+1 on SIRIL is the way to go, it’s much better and being very actively improved.
However we didn’t answer your question as to the mystery of DSS producing a limited bit depth image. Certainly final stacking should be in 32-bit format. Calibration is also often done in 32-bit although it can be done in 16-bit, but the final stacking should be in 32-bit.
I don’t know the exact cause but I ran into this before in a couple of circumstances, years ago with DSS. In general even with DSS, using FITS files is better than TIFF files from my understanding as FITS more consistently holds some of the metadata (header data) that the stackers read. That was my main mistake… occasionally not using FITS early on in my Astra photography journey.

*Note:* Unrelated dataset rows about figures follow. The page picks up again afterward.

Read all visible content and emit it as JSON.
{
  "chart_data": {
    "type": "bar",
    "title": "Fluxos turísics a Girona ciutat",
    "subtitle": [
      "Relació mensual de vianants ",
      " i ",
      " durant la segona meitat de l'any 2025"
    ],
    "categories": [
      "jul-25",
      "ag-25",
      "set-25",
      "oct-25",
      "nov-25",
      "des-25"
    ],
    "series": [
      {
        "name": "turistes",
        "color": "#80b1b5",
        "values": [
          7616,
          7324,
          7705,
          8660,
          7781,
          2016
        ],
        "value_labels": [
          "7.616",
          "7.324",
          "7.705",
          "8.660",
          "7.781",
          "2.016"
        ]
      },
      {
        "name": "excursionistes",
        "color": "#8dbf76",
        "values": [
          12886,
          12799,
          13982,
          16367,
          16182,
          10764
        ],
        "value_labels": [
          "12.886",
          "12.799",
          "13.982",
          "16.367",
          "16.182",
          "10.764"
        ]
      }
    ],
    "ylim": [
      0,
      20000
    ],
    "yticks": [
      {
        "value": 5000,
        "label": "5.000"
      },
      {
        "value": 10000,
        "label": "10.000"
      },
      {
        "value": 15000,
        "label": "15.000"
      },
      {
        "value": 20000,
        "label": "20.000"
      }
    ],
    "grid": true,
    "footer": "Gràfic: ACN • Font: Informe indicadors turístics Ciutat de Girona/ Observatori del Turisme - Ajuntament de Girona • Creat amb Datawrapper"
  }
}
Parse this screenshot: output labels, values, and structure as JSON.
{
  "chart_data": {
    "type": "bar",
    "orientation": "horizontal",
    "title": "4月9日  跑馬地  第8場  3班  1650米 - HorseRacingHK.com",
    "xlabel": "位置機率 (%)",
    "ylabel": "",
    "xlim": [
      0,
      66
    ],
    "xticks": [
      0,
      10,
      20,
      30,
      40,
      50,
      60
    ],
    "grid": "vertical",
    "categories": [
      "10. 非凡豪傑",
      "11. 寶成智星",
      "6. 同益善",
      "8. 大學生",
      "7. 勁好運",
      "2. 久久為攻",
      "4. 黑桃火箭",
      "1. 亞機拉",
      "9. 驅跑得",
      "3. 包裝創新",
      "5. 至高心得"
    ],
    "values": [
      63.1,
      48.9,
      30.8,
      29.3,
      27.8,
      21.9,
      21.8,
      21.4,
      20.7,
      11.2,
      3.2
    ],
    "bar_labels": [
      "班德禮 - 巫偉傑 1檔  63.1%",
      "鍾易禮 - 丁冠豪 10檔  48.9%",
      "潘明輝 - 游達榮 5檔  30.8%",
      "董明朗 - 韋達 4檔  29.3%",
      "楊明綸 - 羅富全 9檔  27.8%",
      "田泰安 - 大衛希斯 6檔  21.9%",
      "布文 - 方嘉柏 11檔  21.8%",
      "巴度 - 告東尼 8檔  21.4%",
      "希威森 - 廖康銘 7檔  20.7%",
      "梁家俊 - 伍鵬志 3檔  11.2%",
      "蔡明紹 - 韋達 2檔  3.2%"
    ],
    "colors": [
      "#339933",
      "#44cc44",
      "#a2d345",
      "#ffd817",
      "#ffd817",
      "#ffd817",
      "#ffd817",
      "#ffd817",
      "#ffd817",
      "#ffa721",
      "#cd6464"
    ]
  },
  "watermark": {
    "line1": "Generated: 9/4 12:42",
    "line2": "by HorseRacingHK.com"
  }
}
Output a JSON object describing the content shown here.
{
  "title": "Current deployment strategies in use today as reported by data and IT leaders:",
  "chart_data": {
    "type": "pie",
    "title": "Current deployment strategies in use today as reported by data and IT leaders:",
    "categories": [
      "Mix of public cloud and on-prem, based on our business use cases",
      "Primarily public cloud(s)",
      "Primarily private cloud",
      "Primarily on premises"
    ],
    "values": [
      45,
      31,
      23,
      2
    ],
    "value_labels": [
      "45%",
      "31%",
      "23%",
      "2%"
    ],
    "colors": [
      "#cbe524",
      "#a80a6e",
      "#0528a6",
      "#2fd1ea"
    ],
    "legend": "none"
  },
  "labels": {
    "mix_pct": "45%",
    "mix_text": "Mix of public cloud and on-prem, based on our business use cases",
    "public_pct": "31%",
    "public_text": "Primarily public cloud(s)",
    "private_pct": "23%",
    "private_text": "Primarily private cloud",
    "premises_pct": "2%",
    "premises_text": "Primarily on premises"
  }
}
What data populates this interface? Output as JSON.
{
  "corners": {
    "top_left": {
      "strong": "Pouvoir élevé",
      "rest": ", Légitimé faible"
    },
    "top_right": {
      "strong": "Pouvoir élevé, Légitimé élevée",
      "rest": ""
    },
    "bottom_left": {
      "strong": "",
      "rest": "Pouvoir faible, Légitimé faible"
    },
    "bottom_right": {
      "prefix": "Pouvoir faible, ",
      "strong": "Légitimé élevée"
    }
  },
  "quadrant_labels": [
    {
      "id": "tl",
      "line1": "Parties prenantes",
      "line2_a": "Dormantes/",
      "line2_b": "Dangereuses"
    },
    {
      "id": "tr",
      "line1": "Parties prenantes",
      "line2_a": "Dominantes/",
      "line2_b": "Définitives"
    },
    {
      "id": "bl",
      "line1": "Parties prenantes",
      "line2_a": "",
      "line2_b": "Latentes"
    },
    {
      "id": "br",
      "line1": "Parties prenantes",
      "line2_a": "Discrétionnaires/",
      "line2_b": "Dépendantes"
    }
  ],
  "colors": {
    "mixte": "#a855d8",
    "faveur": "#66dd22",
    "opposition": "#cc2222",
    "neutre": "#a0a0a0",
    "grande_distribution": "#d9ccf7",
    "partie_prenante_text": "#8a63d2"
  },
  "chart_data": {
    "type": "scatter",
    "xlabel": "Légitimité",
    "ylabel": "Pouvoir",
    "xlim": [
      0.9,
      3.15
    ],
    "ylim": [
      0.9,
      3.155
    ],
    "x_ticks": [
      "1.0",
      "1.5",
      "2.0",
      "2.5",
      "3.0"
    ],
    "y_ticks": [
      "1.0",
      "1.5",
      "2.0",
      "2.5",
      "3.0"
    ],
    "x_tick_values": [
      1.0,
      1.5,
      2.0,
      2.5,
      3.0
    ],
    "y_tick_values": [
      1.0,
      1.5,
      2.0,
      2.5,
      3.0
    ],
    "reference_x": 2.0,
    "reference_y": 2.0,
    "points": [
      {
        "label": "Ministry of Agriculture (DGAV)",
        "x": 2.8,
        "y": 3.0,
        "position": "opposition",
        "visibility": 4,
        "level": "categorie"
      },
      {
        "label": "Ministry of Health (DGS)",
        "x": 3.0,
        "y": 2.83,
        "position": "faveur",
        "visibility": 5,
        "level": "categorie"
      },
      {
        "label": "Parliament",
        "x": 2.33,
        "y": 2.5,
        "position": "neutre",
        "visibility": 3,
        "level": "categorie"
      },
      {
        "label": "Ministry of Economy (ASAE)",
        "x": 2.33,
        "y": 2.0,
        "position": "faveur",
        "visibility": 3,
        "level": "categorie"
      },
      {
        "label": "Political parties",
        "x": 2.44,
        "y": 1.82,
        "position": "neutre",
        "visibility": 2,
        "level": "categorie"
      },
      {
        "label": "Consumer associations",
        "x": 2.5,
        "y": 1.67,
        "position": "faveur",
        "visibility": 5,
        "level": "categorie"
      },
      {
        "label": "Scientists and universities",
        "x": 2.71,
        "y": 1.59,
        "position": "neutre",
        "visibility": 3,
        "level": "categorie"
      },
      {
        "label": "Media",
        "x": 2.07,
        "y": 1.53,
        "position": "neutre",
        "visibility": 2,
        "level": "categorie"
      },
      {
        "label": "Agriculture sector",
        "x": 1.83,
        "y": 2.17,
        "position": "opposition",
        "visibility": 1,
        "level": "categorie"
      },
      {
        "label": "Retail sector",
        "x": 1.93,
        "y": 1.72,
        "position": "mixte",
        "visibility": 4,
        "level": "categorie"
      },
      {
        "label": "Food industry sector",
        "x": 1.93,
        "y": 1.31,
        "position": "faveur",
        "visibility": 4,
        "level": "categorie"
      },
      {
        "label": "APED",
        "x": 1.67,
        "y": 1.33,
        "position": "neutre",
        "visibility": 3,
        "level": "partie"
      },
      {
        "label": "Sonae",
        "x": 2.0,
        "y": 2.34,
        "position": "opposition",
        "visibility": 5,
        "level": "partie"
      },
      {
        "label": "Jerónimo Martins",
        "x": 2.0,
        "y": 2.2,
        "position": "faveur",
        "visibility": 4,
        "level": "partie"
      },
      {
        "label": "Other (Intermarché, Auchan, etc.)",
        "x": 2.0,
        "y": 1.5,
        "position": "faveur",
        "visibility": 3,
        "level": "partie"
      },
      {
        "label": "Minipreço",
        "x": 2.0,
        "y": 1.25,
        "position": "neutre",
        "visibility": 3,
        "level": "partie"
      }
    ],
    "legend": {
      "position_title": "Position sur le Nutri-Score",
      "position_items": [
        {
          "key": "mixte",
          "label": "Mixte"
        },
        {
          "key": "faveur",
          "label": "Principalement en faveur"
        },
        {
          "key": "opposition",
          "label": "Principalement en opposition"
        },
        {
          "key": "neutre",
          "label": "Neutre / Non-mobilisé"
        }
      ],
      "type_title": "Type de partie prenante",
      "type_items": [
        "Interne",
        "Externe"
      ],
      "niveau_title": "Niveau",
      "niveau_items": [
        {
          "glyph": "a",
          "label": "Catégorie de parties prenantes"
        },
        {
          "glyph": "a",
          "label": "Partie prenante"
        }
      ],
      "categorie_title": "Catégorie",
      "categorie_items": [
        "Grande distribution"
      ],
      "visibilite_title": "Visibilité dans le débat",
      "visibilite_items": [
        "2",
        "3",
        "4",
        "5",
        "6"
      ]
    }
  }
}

I wouldn’t worry too much about the root cause of the problem, just stick with FITS, I would switch to SIRIL because it’s really just a much much better solution and see if it ever happens again.
Another cause of the problem and can be auto stretching. I have had a couple instances where the auto stretch, in Pixinsight in particular, would create an image like you display, which is technically referred to us posterization. This sometimes happens when auto stretching an image that has had some other image processing steps on it, especially a noise reduction. Even on the same image not all auto stretching operations from all programs create this artifact. I don’t know the reason this happens either.
Edited by smiller, 15 May 2025 - 03:00 PM.